Rachael Ray
Ingredients:
- 1 1/2 cups flour
- 1/2 teaspoon baking soda
- 1 1/2 sticks (6 ounces) unsalted butter, at room temperature
- 1 1/4 cups sugar
- 1 cup smooth peanut butter
- 2 eggs, at room temperature
- 1/3 cup unsalted roasted peanuts, chopped
- 6 cups miniature pretzels, chopped
Instructions:
Line 2 cookie sheets with parchment. Position racks in the upper and lower thirds of the oven and preheat to 350°. In a bowl, whisk together the flour and baking soda.
Using an electric mixer, beat the butter, sugar and peanut butter on medium speed until fluffy, about 5 minutes. Add the eggs 1 at a time, beating well after each addition. With the mixer on low speed, gradually add the flour mixture, beating until just combined; stir in the peanuts.

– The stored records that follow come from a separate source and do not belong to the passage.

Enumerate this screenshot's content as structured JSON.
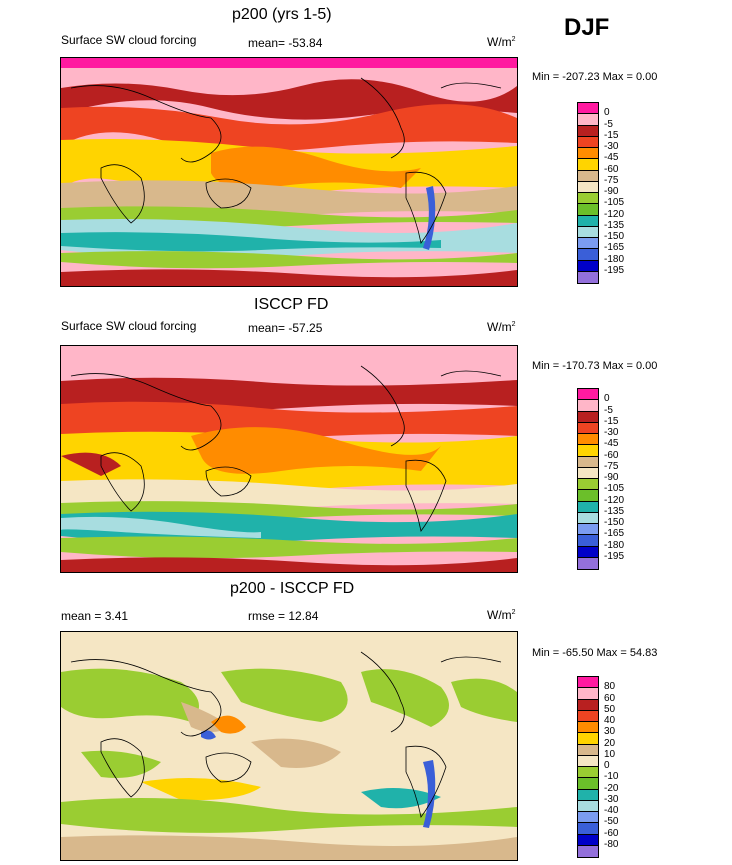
{
  "season": "DJF",
  "panels": [
    {
      "title": "p200 (yrs 1-5)",
      "left_label": "Surface SW cloud forcing",
      "stat_label": "mean= -53.84",
      "units": "W/m",
      "units_sup": "2",
      "minmax": "Min = -207.23 Max =   0.00",
      "levels": [
        "0",
        "-5",
        "-15",
        "-30",
        "-45",
        "-60",
        "-75",
        "-90",
        "-105",
        "-120",
        "-135",
        "-150",
        "-165",
        "-180",
        "-195"
      ],
      "colors": [
        "#ff1aa0",
        "#ffb6c8",
        "#b82020",
        "#ee4422",
        "#ff8c00",
        "#ffd400",
        "#d8b88c",
        "#f5e6c4",
        "#9acd32",
        "#6bbf2a",
        "#20b2aa",
        "#a8dde0",
        "#7b9cf0",
        "#3a5fd8",
        "#0000c8",
        "#9370db"
      ],
      "mean_value": -53.84,
      "min_value": -207.23,
      "max_value": 0.0
    },
    {
      "title": "ISCCP FD",
      "left_label": "Surface SW cloud forcing",
      "stat_label": "mean= -57.25",
      "units": "W/m",
      "units_sup": "2",
      "minmax": "Min = -170.73 Max =   0.00",
      "levels": [
        "0",
        "-5",
        "-15",
        "-30",
        "-45",
        "-60",
        "-75",
        "-90",
        "-105",
        "-120",
        "-135",
        "-150",
        "-165",
        "-180",
        "-195"
      ],
      "colors": [
        "#ff1aa0",
        "#ffb6c8",
        "#b82020",
        "#ee4422",
        "#ff8c00",
        "#ffd400",
        "#d8b88c",
        "#f5e6c4",
        "#9acd32",
        "#6bbf2a",
        "#20b2aa",
        "#a8dde0",
        "#7b9cf0",
        "#3a5fd8",
        "#0000c8",
        "#9370db"
      ],
      "mean_value": -57.25,
      "min_value": -170.73,
      "max_value": 0.0
    },
    {
      "title": "p200 - ISCCP FD",
      "left_label": "mean =   3.41",
      "stat_label": "rmse =  12.84",
      "units": "W/m",
      "units_sup": "2",
      "minmax": "Min = -65.50 Max =  54.83",
      "levels": [
        "80",
        "60",
        "50",
        "40",
        "30",
        "20",
        "10",
        "0",
        "-10",
        "-20",
        "-30",
        "-40",
        "-50",
        "-60",
        "-80"
      ],
      "colors": [
        "#ff1aa0",
        "#ffb6c8",
        "#b82020",
        "#ee4422",
        "#ff8c00",
        "#ffd400",
        "#d8b88c",
        "#f5e6c4",
        "#9acd32",
        "#6bbf2a",
        "#20b2aa",
        "#a8dde0",
        "#7b9cf0",
        "#3a5fd8",
        "#0000c8",
        "#9370db"
      ],
      "mean_value": 3.41,
      "rmse_value": 12.84,
      "min_value": -65.5,
      "max_value": 54.83
    }
  ]
}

Place the pretzels in a bowl. Using a 1 1/2-inch-diameter cookie scoop and working in batches, drop a few balls of dough in the bowl and toss to coat. Place the cookies on the prepared pans. Bake, rotating the pans after 10 minutes, until golden but still soft to the touch, about 15 minutes. Let cool slightly before transferring to racks to cool.
Notes: So good. I love that salty-sweet combination!